It's very common to come across error coins, and even ordinary coins,
that appear to have a "double rim". A true double rim is, of course,
impossible, as there is only a single rim gutter in the die face.
There is more than one cause for this effect:
1. Finning. When striking pressure is a bit too high, or one of the
dies is slightly tilted, metal is forced up into the gap between the
die neck and the working face of the collar. This is called a "fin"
or a "finned rim". Anyway, the fin lies outside the true rim and, if
it is low, appears to constitute an extra rim.
2. A false rim is sometimes seen in misaligned dies and minor,
uncentered broadstrikes. Coin metal rises into the rim gutter,
marking the location of the true rim, but a false rim is created
lateral to that as metal is pushed against the collar (in the case of
an in-collar misalignment), or it simply bulges out lateral to the
true rim line (in the case of an uncentered broadstrike).

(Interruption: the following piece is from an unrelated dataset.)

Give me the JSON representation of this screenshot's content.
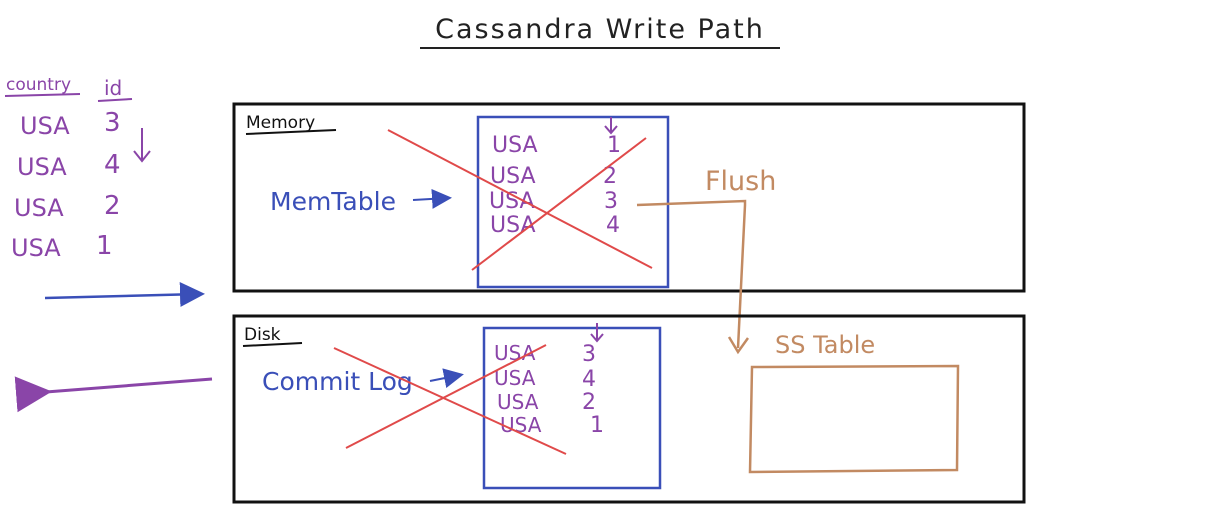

3. In the case of a misalignment, or a coin struck in an oversized
collar (rare), you sometimes see a pressure ridge internal to what
looks like the true rim. Neither is a rim in the truest sense. Both
are pressure ridges created by the die being too far from the working
face of the collar. The inside pressure ridge marks the location of
the rim gutter (although it hasn't filled it), and the outside
pressure ridge marks where metal has piled up against the working
face of the collar.
4. Die fatigue. Sometimes in late die states, the working face of
the die deforms in such a way as to create a false rim internal to
the true rim. This is best seen in copper-plated zinc cents.